In the period up to 2020 Statoil will maintain a high level of production on the Norwegian continental shelf while doubling its international production.

“The oil and gas industry is facing new technological challenges that differ from those we have dealt with so far. We will find the resources of the future at great oceanic depths, in arctic areas where the conditions are extreme, and in new resources such as shale gas and shale oil for example. Statoil is well positioned to lead the continuing development of the oil and gas industry,” says Margareth Øvrum, executive vice president for Technology, Projects and Drilling.

Statoil is now stepping up its technology efforts in order to boost production, reduce energy consumption and support the company’s growth ambitions. Specifically this will mean tougher technology priorities, closer cooperation and the swifter implementation of technology.

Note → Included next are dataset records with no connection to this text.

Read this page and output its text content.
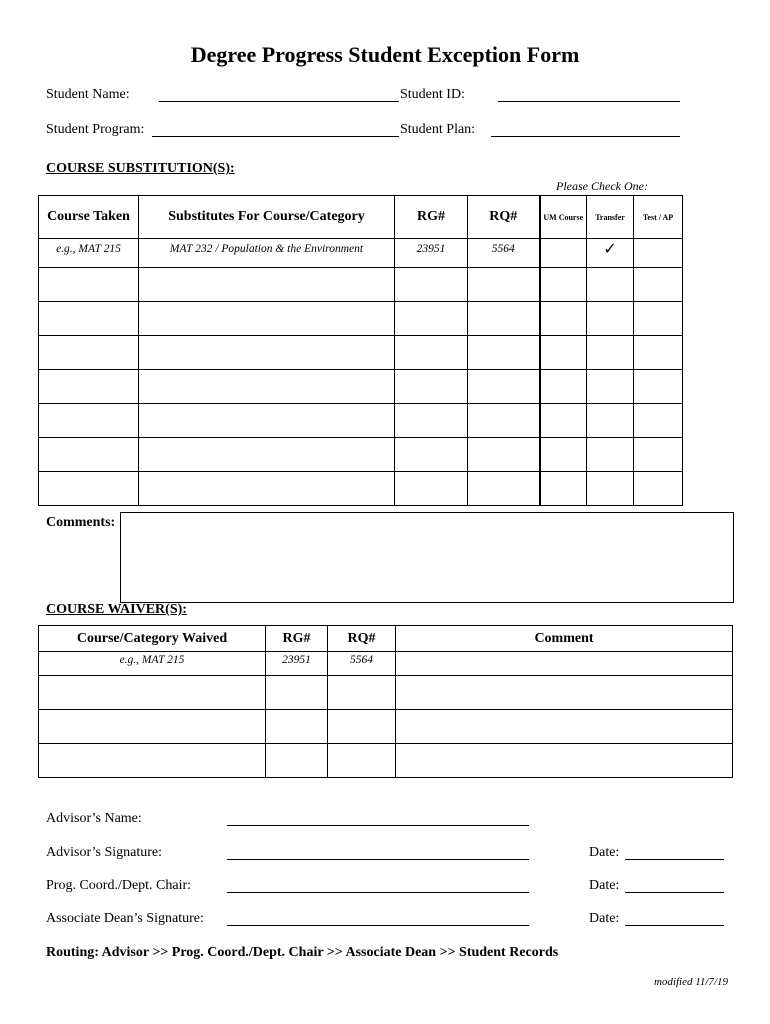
Degree Progress Student Exception Form
Student Name:	Student ID:
Student Program:	Student Plan:
COURSE SUBSTITUTION(S):
Please Check One:
Course Taken	Substitutes For Course/Category	RG#	RQ#	UM Course	Transfer	Test / AP
e.g., MAT 215	MAT 232 / Population & the Environment	23951	5564		✓	

Comments:
COURSE WAIVER(S):
Course/Category Waived	RG#	RQ#	Comment
e.g., MAT 215	23951	5564	

Advisor’s Name:
Advisor’s Signature:	Date:
Prog. Coord./Dept. Chair:	Date:
Associate Dean’s Signature:	Date:
Routing: Advisor >> Prog. Coord./Dept. Chair >> Associate Dean >> Student Records
modified 11/7/19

Statoil’s new technology strategy builds on the company’s ambitions to boost production from 1.9 million barrels of oil equivalents per day in 2010 to 2.5 million boed in 2020.

The four prioritised technology areas are:

  • Seismic imaging and interpretation – will contribute to making further discoveries and boost the recovery rate by 2020.
  • Reservoir characterisation and recovery – to maximise value. Will contribute to the production a further 1.5 billion boed in reserves by 2020.
  • Efficient well construction – to drill more cost-efficient wells: 30% shorter time on well construction and 15% cost reduction by 2020.
  • Realise subsea compression by 2015 and complete a “subsea factory” by 2020 – to accelerate and boost production.

“We have identified four commercially critical technology areas where Statoil has a competitive advantage and where we have a long history of making the impossible possible. We have set ambitious targets for how technology will help us make further discoveries, boost recovery from existing fields, reduce costs and bring about operational improvements in health, environment and safety,” says Øvrum.

Statoil is increasing its concentration in R&D and IOR (Improved Oil Recovery).

“For 2012 we are increasing our R&D investments by 27% to NOK 2.8 billion. We are also planning for a further increase in our R&D activities going forward. In addition, we have specific plans to expand our R&D Centre at Rotvoll in Trondheim to provide room for Norway’s biggest IOR Centre,” says Øvrum.

“Our technology advances would not have been possible without the solutions developed by an innovative and dynamic supplier industry, as well as by universities and research institutes. In order to succeed in our four prioritised technology areas we require new solutions and closer cooperation with our suppliers, national and international research milieus, and other partners.”